Clearway Energy (NYSE:CWEN)(NYSE:CWEN.A) stands out in today’s low-yield environment. The clean-power producer currently boasts a dividend yield of 4.3%, significantly higher than the 1.3% yield on stocks in the S&P 500.
However, as attractive as the payout is right now, it will be even higher in the future. Clearway currently expects to grow its dividend at a 5% to 8% annual rate, with high-end growth anticipated this year. The potential for higher-end dividend growth is increasingly likely to continue in the future, thanks to another needle-moving acquisition.
A well-rounded acquisition
Clearway recently unveiled its latest renewable-energy acquisition, which will give it more power to grow its dividend in the future.
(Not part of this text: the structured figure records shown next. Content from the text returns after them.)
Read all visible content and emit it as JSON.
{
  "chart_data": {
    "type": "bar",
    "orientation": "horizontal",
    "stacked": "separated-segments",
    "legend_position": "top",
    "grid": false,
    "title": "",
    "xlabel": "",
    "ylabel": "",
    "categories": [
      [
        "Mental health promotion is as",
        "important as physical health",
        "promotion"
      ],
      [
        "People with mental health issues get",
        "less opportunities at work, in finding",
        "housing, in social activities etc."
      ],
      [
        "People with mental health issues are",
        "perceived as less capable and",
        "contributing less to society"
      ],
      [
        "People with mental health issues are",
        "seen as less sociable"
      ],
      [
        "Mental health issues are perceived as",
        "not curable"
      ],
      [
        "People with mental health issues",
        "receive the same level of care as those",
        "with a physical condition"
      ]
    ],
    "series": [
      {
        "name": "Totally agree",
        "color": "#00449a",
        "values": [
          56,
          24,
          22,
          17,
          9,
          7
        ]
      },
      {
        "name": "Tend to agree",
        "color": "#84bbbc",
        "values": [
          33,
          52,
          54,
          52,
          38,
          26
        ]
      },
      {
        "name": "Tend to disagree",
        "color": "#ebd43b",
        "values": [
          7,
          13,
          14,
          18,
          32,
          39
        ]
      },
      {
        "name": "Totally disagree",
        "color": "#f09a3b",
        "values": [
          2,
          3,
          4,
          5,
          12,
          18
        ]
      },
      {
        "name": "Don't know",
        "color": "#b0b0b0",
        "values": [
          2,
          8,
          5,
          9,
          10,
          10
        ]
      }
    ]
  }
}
It’s purchasing the remaining 50% interest in a portfolio of solar energy-generating facilities in Utah that it doesn’t currently own for $335 million. The portfolio consists of seven utility-scale solar farms in Utah with 530 megawatts (MW) of capacity. They achieved commercial operations in 2016.
The portfolio sells power under long-term power purchase agreements (PPAs) to utility PacifiCorp, a subsidiary of Berkshire Hathaway (NYSE:BRK.A)(NYSE:BRK.B). The PPAs have 15 years remaining and will generate $9 million to $11 million of cash available for distribution (CAFD) annually for Clearway. The company plans to finance this transaction with $210 million to $240 million of project-level debt, giving it an expected equity commitment between $95 million to $125 million. That implies a CAFD yield of around 9%.
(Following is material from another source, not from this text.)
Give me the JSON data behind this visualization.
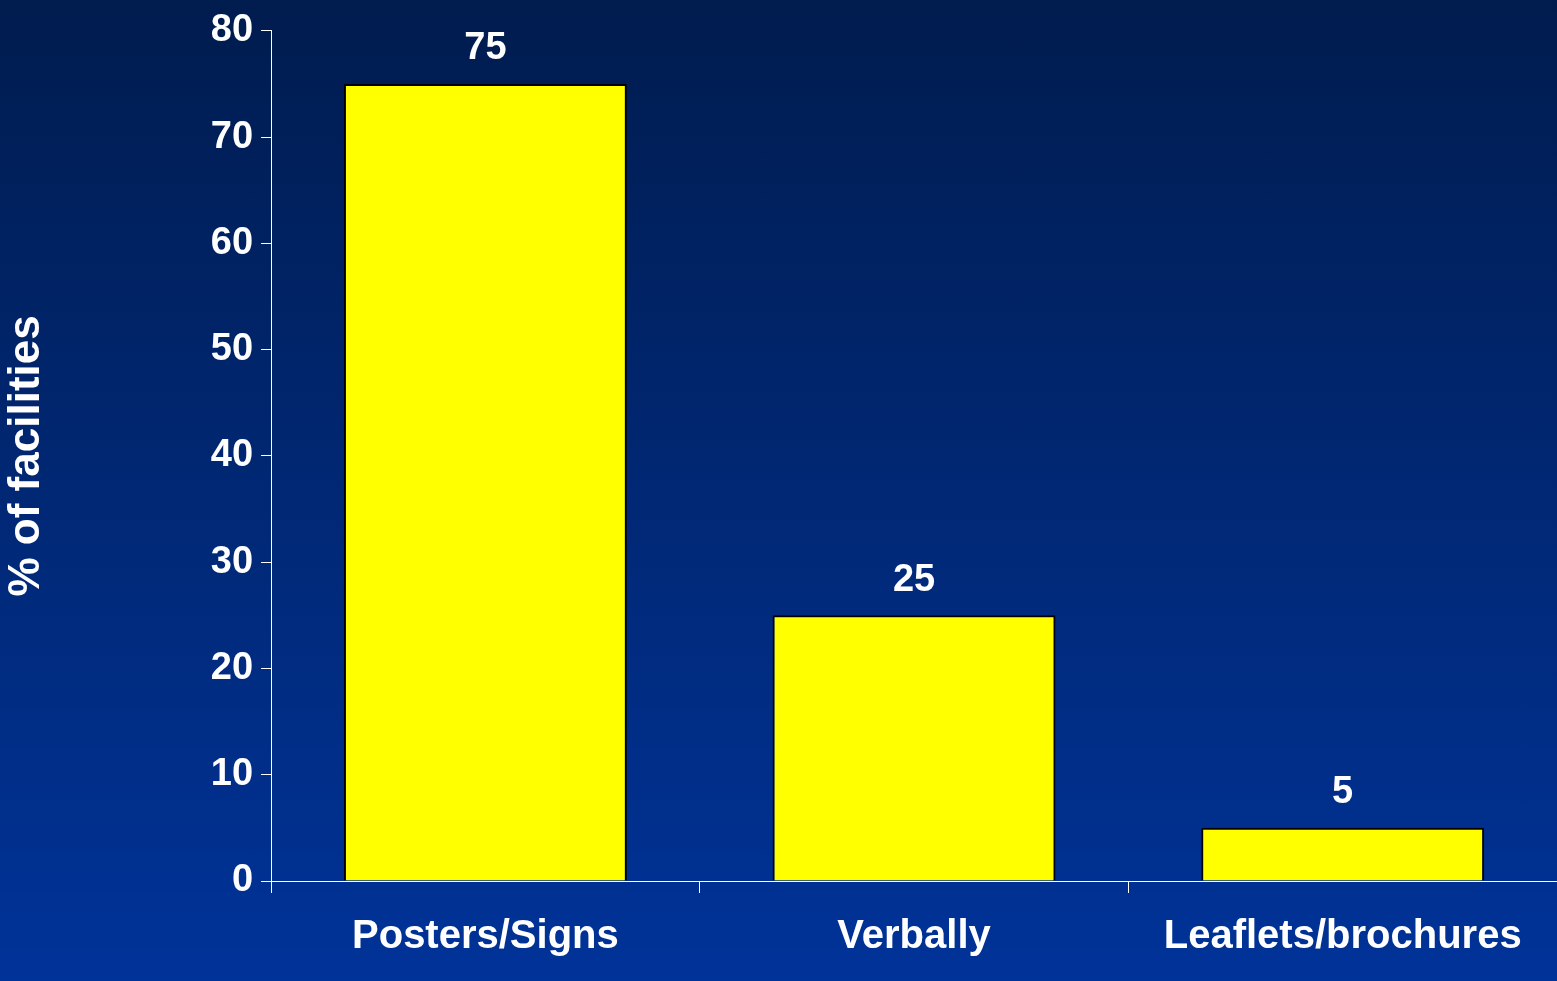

Besides boosting its cash flow, the deal has several other benefits. For starters, it increases its exposure to a high-quality customer. The transaction also further diversifies its portfolio geographically. Those are noteworthy aspects, given its previous issues with California-based utility PG&E (NYSE:PCG). Finally, it further demonstrates that Clearway can secure third-party transactions, which reduces its reliance on acquisitions from its parent Clearway Energy Group (CEG).
Increasing its long-term growth prospects
Clearway has been actively expanding its portfolio over the past year. It closed or committed to invest $880 million in new growth investments last year. Meanwhile, it secured additional growth investments in 2021, including purchasing the 264 MW Mt. Storm wind farm in West Virginia from a third party. Those investments include development projects CEG has under way that Clearway will buy once they reach commercial operations over the next couple of years.
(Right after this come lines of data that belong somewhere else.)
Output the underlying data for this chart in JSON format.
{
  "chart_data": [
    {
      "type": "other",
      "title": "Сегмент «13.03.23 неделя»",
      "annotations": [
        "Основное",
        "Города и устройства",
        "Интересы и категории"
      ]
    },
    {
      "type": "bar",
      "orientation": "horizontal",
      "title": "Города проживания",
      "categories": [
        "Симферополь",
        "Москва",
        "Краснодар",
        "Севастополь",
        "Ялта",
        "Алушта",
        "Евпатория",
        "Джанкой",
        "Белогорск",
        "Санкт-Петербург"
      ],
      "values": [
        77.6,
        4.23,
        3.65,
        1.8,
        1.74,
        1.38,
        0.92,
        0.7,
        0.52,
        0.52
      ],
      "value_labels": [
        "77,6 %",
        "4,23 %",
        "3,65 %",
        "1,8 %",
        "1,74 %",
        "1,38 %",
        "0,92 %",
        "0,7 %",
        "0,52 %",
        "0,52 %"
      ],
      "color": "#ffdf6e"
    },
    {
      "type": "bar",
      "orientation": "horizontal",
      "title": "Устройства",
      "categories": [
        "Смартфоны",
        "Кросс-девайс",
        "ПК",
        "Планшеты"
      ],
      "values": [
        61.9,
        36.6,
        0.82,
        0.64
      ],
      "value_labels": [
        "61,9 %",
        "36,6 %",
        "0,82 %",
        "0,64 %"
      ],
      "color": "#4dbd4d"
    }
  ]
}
These deals had Clearway on track to generate $325 million, or $1.61 per share, of CAFD in 2021 and set the stage for it to produce $395 million, or $1.85 per share of CAFD, once it closes its current slate of deals in stages over the next couple of years. That outlook supports the company’s plan to grow its dividend by 5% to 8% per year through 2023. Meanwhile, the Utah solar portfolio acquisition will strengthen that plan, increasing the likelihood of delivering high-end dividend growth in future years.
Meanwhile, Clearway has a lot of additional growth in the pipeline. The company noted in the second quarter that it’s evaluating the option to purchase a 50% interest in some community solar projects that could close in the second half of next year. Meanwhile, it’s exploring a fleet expansion of its Texas solar business with CEG, which could close in 2023. Finally, it’s looking at doing another co-investment deal for up to 1.1 gigawatts of wind, solar, and storage projects CEG has under development. Those projects are on track to reach commercial operations in the 2023-to-2024 timeframe. Clearway’s ability to secure those and other third-party transactions would enhance and extend its dividend growth outlook.
A great stock for income investors
Clearway Energy continues to secure cash-flowing renewable-energy assets. That’s giving it the power to grow its already high-yielding dividend at an attractive rate. That combination of income with upside makes Clearway one of the best renewable-energy dividend stocks around, as it should generate compelling total returns in the coming years.